択一式19問でどの法令のどの条文が使われているか、調べてみました。

行政手続法2条8号 【定義】命令等
3条3項 【適用除外】
5条1項 【審査基準】
6条 【標準処理時間】
8条1項 【理由の提示】
10条 【公聴会の開催等】
12条1項 【処分の基準】
13条1項 【不利益処分をしようとする場合の手続き】
14条1項 【不利益処分の理由の提示】
35条4項 【行政指導の方式】
36条 【複数のものを対象とする行政指導】
36条の2 【行政指導の中止等の求め】
39条4項 【意見公募手続き】
40条2項 【意見公募手続きの特例】
43校2項 【結果の公示等】
行政代執行法1条 
3条
5条
6条1項
行政不服審査法3条 【不作為についての審査請求】
4条1号 【審査請求をすべき行政庁】
9条1項 【審理員】
12条2項 【代理人による審査請求】
13条1項 【参加人】
15条1項 【審理手続きの承継】
16条 【標準審理時間】
18条1項 【審査請求期間】
26条 【執行停止の取り消し】
31条1項 【口頭意見陳述】
45条1項 【処分についての審査請求の却下又は棄却】
59条1項 【再調査の請求の認容の決定】
行政事件訴訟法25条2項 【執行停止】
33条1項 【取り消し判決等の効力】
33条2項 【取り消し判決等の効力】
33条3項 【取り消し判決等の効力】
37条の4第1項 【差止めの訴えの要件】
国家賠償法1条1項
地方自治法1条の3第3項 (総則}
2条1項 (総則)
2条8項 (総則)
2条9項 (総則)
11条 (通則)
14条1項 (条例及び規則)
14条3項 (条例及び規則)
15条2項 (条例及び規則)
176条1項 (地方公共団体の長)
199条2項 (委員会及び委員)
244条の2第1項 (公の施設)
281条の6 (特別区)
282条1項 (特別区)
判例7問

判例にかかわる問題は、7問と意外に多かったです。

行政手続法からの出題が多く、行政不服審査法、地方自治法が同数で、行政事件訴訟法と続きます。

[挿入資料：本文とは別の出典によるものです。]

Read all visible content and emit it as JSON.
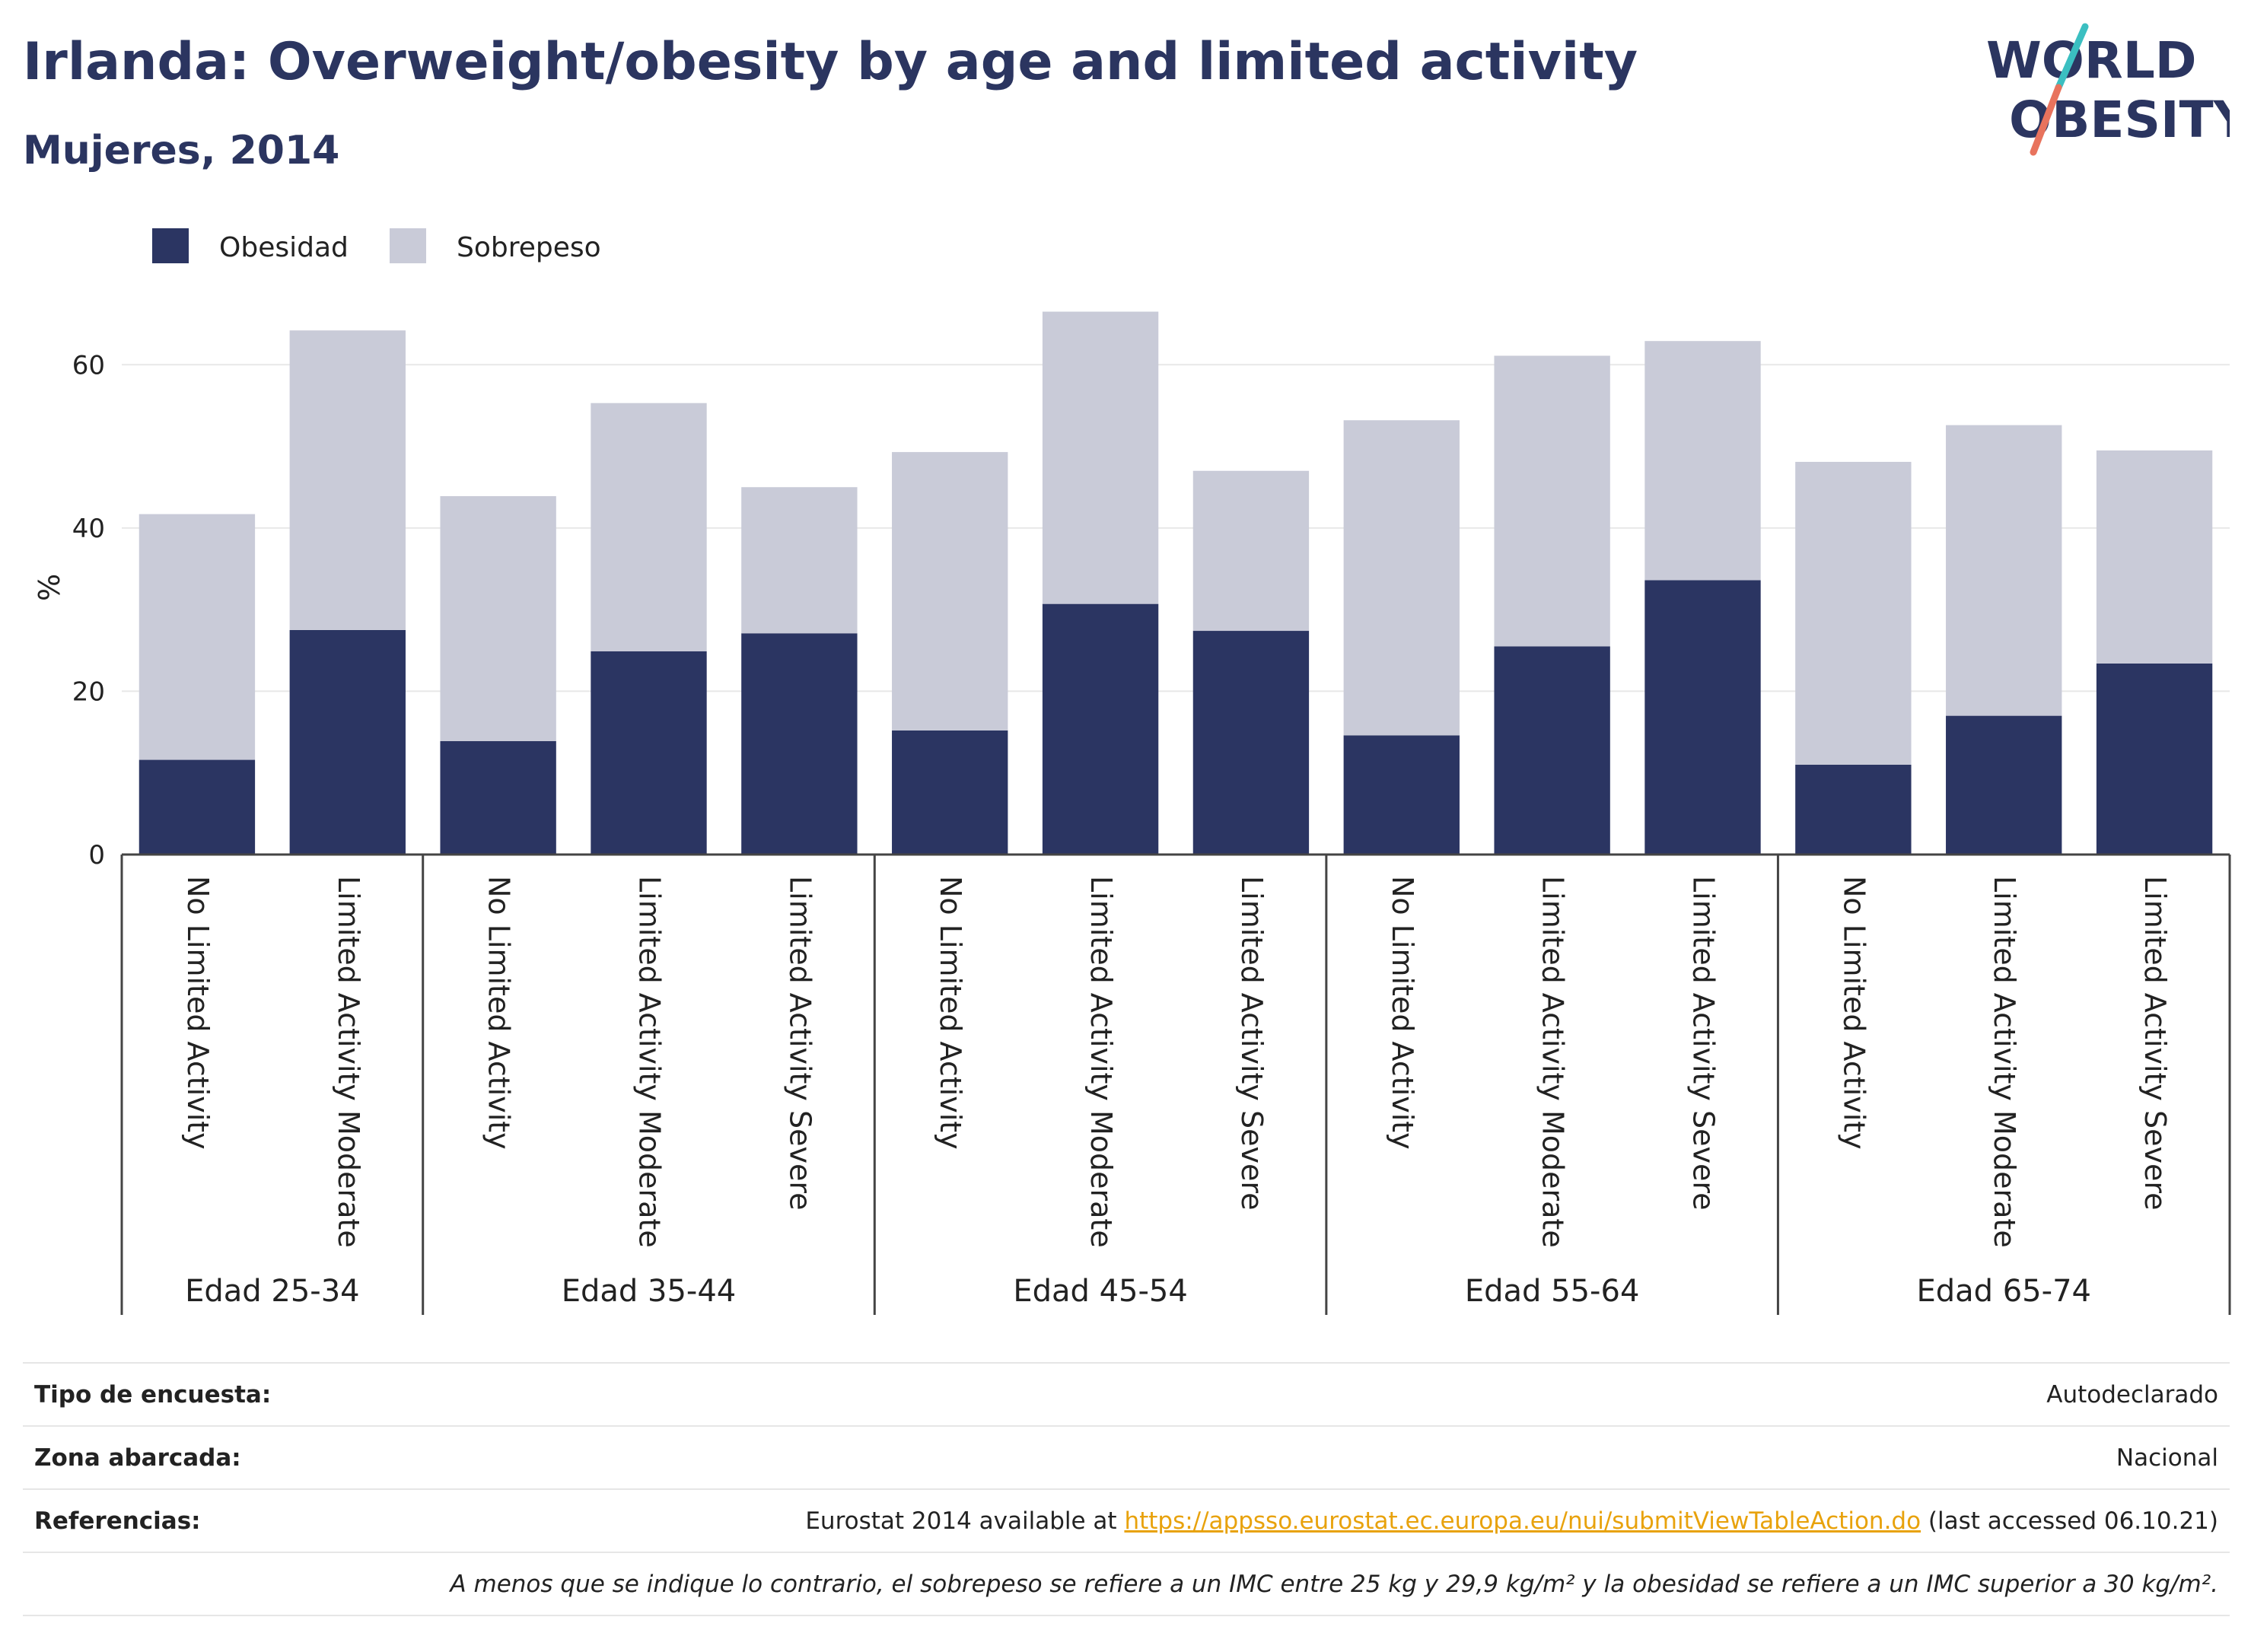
{
  "header": {
    "title": "Irlanda: Overweight/obesity by age and limited activity",
    "subtitle": "Mujeres, 2014"
  },
  "logo": {
    "line1": "WORLD",
    "line2": "OBESITY"
  },
  "colors": {
    "obesity": "#2b3562",
    "overweight": "#c9cbd8",
    "title": "#2b3560",
    "link": "#e8a20c",
    "logo_teal": "#3bbfc1",
    "logo_coral": "#e8735d"
  },
  "chart_data": {
    "type": "bar",
    "stacked": true,
    "ylabel": "%",
    "ylim": [
      0,
      70
    ],
    "yticks": [
      0,
      20,
      40,
      60
    ],
    "grid": true,
    "legend_position": "top-left",
    "groups": [
      {
        "label": "Edad 25-34",
        "categories": [
          "No Limited Activity",
          "Limited Activity Moderate"
        ]
      },
      {
        "label": "Edad 35-44",
        "categories": [
          "No Limited Activity",
          "Limited Activity Moderate",
          "Limited Activity Severe"
        ]
      },
      {
        "label": "Edad 45-54",
        "categories": [
          "No Limited Activity",
          "Limited Activity Moderate",
          "Limited Activity Severe"
        ]
      },
      {
        "label": "Edad 55-64",
        "categories": [
          "No Limited Activity",
          "Limited Activity Moderate",
          "Limited Activity Severe"
        ]
      },
      {
        "label": "Edad 65-74",
        "categories": [
          "No Limited Activity",
          "Limited Activity Moderate",
          "Limited Activity Severe"
        ]
      }
    ],
    "series": [
      {
        "name": "Obesidad",
        "values": [
          11.6,
          27.5,
          13.9,
          24.9,
          27.1,
          15.2,
          30.7,
          27.4,
          14.6,
          25.5,
          33.6,
          11.0,
          17.0,
          23.4
        ]
      },
      {
        "name": "Sobrepeso",
        "values": [
          30.1,
          36.7,
          30.0,
          30.4,
          17.9,
          34.1,
          35.8,
          19.6,
          38.6,
          35.6,
          29.3,
          37.1,
          35.6,
          26.1
        ]
      }
    ]
  },
  "info": {
    "survey_type_label": "Tipo de encuesta:",
    "survey_type_value": "Autodeclarado",
    "area_label": "Zona abarcada:",
    "area_value": "Nacional",
    "refs_label": "Referencias:",
    "refs_prefix": "Eurostat 2014 available at ",
    "refs_link": "https://appsso.eurostat.ec.europa.eu/nui/submitViewTableAction.do",
    "refs_suffix": " (last accessed 06.10.21)",
    "note": "A menos que se indique lo contrario, el sobrepeso se refiere a un IMC entre 25 kg y 29,9 kg/m² y la obesidad se refiere a un IMC superior a 30 kg/m²."
  }
}
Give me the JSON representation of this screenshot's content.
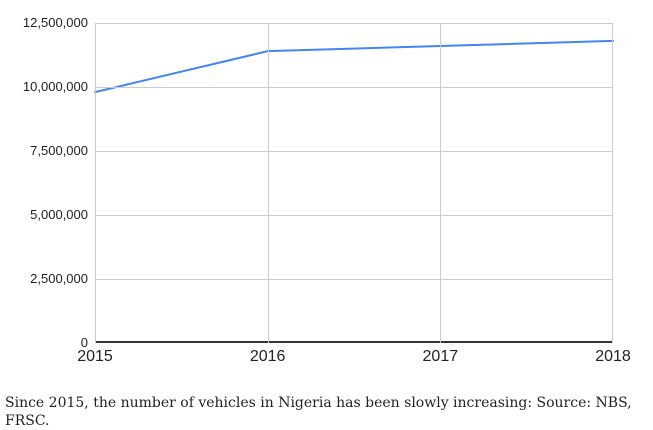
{
  "chart_data": {
    "type": "line",
    "title": "",
    "xlabel": "",
    "ylabel": "",
    "x": [
      2015,
      2016,
      2017,
      2018
    ],
    "x_labels": [
      "2015",
      "2016",
      "2017",
      "2018"
    ],
    "series": [
      {
        "values": [
          9800000,
          11400000,
          11600000,
          11800000
        ]
      }
    ],
    "ylim": [
      0,
      12500000
    ],
    "yticks": [
      0,
      2500000,
      5000000,
      7500000,
      10000000,
      12500000
    ],
    "ytick_labels": [
      "0",
      "2,500,000",
      "5,000,000",
      "7,500,000",
      "10,000,000",
      "12,500,000"
    ],
    "grid": true,
    "legend": "none"
  },
  "caption": {
    "text": "Since 2015, the number of vehicles in Nigeria has been slowly increasing: Source: NBS, FRSC."
  },
  "colors": {
    "line": "#4285f4",
    "gridline": "#cccccc",
    "baseline": "#333333",
    "axis_label": "#222222",
    "caption_text": "#222222",
    "background": "#ffffff"
  }
}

行政代執行法、国家賠償法は、短い法律なので出題も限られるということでしょうか。

地方自治法にかかわる問題も思っていたより多く、地方自治法って大事なんだと改めて感じました。

これらを過去5、6年間で統計を取ってみると何か傾向が見えるかもしれませんね。

上の表を見てわかることは、「すべてテキストの書いてある」ということです。
判例はもしかしたらないかもしれません。

しかし、そんなのあっても1、2問です。

テキストを8周しましょうと、何回かほかの記事でも書いていますが、そういうことです。
特別なことはありません。

地道な努力こそがあなたの未来を切り開くのです。
明日からも頑張りましょう。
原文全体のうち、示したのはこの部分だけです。